With the arrival of specific AI “agents,” PC users will soon have the ability to have tasks done for them automatically because the operating system will be much smarter with AI assistance. “[That means] I don’t have to try and find that setting hidden six layers below the OS screen,” Gold said. “In theory, security could also get better as we watch and learn about malware practices and phishing.

“And we can use AI to help with simple tasks like writing better or summarizing the 200 emails I got yesterday I haven’t had time to read,” he said.

Apple, Samsung, and other smartphone and silicon manufacturers are rolling out AI capabilities on their hardware, fundamentally changing the way users interact with edge devices like smartphones, tablets, and laptops.

“While I am very excited to see how the OS vendors and software developers add AI features to existing apps and features, I’m most excited to see how they leverage local AI features to evolve how we interact with our devices and bring to market new experiences that we didn’t know we needed,” Mainelli said.

But caution remains the watchword

Gold cautioned there are also downsides to the sudden arrival of genAI and how quickly the technology continues to evolve.

“With AI looking at or recording everything that we do, is there a privacy concern? And if the data is stored, who has access?” he said. “This is the issue with Microsoft Recall, and it’s very concerning to track everything I do in a database that could be exposed. It also means that if we rely on AI, how do we know the models were properly trained and not making some critical mistakes?”

AI errors and hallucinations remain commonplace, meaning users will have to deal with what corporate IT has been wrestling with for two years.

“On-device generative AI could be susceptible to the same issues we encounter with today’s cloud-based generative AI,” Mainelli said. “Consumer and commercial users will need to weigh the risks of errors and hallucinations against the potential productivity benefits.”

“From the hardware side, more complex processing means we’ll have more ways for the processors to have faults,” Gold added. “This is not just about AI, but as you increase complexity, the chances of something going wrong gets higher. There is also an issue of compatibility. Do software vendors have programs specific to Intel, AMD, Nvidia, Arm? In all likelihood, at least for now, yes they do.”

As genAI tools and features increase, the level of software support will also have to grow — and companies will need to face the possibility of compatibility issues. AI features will also take a lot of processing power, and it’s not clear how heavy use of it on PCs and other devices might affect battery life, Gold noted.

“If I’m doing heavy AI workloads, what does that do to battery life — much like heavy graphics workloads affect battery life dramatically,” he said.

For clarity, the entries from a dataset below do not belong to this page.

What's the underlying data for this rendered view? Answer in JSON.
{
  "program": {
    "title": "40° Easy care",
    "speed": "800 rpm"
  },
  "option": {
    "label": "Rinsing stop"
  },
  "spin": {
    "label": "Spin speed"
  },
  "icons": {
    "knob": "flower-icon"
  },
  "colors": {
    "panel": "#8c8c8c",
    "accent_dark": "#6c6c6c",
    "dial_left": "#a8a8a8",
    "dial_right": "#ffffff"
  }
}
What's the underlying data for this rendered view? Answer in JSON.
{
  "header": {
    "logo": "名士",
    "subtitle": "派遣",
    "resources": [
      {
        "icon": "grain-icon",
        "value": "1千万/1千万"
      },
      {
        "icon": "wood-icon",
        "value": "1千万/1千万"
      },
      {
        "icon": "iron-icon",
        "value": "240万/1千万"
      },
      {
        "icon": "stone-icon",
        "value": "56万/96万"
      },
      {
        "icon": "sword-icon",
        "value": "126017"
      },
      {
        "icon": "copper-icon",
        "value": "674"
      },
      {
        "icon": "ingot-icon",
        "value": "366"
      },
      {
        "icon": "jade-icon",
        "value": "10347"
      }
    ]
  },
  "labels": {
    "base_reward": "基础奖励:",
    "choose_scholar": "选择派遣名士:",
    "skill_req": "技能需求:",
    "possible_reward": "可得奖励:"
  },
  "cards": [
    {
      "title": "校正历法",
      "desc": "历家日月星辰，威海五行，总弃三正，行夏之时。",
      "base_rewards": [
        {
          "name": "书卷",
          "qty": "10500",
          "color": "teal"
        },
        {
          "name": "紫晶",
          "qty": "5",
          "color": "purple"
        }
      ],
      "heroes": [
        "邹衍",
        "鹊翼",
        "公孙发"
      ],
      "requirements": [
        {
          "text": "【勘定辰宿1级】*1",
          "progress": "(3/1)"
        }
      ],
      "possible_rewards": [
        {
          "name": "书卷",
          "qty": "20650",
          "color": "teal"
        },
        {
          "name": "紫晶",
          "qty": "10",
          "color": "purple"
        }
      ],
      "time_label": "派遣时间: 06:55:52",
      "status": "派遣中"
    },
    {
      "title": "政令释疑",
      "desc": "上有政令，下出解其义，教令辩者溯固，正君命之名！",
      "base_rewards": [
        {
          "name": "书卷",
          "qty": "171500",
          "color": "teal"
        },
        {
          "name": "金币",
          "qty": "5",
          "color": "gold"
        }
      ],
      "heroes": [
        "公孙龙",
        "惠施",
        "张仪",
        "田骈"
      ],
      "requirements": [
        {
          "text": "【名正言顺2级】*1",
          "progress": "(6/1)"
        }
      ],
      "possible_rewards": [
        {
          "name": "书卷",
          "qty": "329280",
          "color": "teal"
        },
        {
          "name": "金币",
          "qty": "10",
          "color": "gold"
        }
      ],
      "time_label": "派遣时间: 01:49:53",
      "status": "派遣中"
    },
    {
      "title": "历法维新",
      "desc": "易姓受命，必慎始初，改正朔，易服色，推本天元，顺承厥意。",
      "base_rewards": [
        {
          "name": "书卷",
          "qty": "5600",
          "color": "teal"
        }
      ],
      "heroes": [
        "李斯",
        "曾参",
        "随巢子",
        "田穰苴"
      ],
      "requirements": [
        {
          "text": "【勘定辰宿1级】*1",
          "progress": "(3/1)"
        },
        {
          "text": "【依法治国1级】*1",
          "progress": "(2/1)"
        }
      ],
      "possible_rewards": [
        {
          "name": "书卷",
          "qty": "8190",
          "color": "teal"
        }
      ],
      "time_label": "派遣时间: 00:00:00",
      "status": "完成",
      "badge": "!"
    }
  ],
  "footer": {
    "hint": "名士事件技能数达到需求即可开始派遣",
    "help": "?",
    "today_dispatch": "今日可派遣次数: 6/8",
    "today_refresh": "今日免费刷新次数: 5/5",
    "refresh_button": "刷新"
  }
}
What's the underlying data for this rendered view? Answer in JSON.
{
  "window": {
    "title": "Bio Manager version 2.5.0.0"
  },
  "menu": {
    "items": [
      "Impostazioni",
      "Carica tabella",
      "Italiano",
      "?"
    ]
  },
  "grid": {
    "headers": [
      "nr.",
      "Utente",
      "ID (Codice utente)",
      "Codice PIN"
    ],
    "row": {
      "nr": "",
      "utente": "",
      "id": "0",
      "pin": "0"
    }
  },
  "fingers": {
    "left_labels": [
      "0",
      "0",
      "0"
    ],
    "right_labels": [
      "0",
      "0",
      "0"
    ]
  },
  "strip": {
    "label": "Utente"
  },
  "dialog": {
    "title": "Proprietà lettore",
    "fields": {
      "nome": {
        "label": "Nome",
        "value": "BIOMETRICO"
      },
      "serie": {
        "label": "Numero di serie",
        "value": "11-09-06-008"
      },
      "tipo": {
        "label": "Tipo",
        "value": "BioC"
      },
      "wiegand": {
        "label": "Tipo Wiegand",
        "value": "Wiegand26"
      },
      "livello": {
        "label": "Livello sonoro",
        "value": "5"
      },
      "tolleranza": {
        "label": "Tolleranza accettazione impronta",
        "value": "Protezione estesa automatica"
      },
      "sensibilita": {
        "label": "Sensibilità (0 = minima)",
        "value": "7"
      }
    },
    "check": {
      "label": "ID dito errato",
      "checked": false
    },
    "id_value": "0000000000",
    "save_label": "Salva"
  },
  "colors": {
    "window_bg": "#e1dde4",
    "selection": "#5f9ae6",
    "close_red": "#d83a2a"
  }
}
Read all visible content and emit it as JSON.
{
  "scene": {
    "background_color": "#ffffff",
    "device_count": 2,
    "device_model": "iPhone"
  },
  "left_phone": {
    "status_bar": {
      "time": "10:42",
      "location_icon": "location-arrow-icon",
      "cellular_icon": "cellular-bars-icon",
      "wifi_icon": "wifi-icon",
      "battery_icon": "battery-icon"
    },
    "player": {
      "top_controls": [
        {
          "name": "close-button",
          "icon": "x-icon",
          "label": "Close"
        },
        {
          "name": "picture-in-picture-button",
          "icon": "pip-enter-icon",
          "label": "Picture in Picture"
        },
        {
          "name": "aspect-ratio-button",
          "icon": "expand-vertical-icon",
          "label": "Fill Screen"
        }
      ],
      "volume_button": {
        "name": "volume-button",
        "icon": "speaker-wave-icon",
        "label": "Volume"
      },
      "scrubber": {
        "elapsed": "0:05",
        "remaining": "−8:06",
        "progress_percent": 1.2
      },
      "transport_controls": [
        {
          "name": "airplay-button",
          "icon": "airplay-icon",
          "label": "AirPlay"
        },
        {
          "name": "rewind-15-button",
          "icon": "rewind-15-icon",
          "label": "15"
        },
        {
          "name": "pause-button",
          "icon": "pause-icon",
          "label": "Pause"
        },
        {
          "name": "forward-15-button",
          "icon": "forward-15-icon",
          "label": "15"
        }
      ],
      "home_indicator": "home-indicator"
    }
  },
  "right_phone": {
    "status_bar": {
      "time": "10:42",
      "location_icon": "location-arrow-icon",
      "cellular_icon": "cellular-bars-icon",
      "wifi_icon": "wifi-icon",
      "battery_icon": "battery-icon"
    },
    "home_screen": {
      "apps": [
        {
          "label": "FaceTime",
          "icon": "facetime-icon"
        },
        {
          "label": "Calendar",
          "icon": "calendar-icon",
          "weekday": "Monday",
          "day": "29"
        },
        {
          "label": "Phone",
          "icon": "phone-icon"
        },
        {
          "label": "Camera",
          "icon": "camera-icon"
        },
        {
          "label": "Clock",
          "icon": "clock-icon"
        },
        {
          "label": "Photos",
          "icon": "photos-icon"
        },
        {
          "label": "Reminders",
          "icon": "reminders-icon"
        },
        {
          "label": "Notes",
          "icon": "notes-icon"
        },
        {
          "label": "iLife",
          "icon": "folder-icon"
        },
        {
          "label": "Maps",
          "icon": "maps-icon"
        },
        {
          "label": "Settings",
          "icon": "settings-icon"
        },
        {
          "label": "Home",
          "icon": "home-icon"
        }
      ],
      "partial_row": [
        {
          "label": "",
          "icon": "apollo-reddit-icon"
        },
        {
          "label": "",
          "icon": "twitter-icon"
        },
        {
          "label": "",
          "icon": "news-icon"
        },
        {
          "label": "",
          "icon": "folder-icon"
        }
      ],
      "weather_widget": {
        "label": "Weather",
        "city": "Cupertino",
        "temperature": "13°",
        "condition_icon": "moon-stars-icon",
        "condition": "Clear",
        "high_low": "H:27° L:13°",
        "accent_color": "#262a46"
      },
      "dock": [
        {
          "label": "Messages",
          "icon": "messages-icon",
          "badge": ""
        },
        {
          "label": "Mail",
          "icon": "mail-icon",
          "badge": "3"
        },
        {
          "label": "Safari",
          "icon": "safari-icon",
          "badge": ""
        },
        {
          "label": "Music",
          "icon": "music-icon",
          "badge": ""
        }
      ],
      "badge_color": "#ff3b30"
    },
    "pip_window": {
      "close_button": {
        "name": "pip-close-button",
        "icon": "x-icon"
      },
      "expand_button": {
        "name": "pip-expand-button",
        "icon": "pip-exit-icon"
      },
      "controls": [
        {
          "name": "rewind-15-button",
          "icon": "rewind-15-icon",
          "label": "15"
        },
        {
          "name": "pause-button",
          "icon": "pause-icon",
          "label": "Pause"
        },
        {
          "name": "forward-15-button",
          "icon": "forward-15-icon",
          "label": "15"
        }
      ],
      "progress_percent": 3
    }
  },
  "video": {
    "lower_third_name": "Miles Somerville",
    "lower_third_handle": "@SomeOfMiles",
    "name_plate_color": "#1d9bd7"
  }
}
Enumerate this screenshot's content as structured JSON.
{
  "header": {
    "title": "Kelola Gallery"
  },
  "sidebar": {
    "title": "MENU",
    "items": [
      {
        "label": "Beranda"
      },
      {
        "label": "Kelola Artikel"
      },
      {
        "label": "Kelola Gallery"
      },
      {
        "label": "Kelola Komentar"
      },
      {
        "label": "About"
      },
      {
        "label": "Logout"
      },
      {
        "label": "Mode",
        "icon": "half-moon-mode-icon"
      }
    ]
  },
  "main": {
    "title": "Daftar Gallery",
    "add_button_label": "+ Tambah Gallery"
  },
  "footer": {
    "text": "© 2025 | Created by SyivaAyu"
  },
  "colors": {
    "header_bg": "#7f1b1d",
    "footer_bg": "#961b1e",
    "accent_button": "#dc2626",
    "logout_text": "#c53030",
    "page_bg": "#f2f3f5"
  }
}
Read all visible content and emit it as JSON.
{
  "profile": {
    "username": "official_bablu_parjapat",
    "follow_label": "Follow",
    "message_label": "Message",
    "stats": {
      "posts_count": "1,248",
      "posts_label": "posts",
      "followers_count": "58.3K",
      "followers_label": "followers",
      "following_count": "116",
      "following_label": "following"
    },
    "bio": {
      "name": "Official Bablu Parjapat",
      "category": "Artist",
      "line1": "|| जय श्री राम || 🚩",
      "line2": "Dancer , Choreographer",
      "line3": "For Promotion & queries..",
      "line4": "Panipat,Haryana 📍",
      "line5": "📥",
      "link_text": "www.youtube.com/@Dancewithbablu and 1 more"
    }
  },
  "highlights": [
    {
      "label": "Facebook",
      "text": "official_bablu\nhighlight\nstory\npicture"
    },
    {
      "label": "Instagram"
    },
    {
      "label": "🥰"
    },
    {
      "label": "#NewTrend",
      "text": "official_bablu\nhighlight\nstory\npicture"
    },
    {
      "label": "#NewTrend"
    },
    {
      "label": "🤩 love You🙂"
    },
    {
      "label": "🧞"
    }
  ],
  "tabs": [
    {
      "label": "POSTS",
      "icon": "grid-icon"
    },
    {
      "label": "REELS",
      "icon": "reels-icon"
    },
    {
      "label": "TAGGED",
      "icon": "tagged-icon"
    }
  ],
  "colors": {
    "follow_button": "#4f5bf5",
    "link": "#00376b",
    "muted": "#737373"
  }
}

Traditional on-device security might not be able to prevent attacks that target AI applications and tools, which could result in data privacy vulnerabilities. Those cyberattacks can come in a variety of forms: prompt injection, AI model tampering, knowledge base poisoning, data exfiltration, personal data exposure, local file vulnerability, and even the malicious manipulation of specific AI apps.

“Regarding security, AI indeed represents some risk (as is true with any new technology),” Mainelli said, “but I expect it to be mostly positive when it comes to securing the PC. By leveraging the low-power NPU to run security persistently and pervasively on the system, security vendors should be able to use AI to make security less intrusive and bothersome to the end user, which means they’ll be less likely to try to circumvent it.”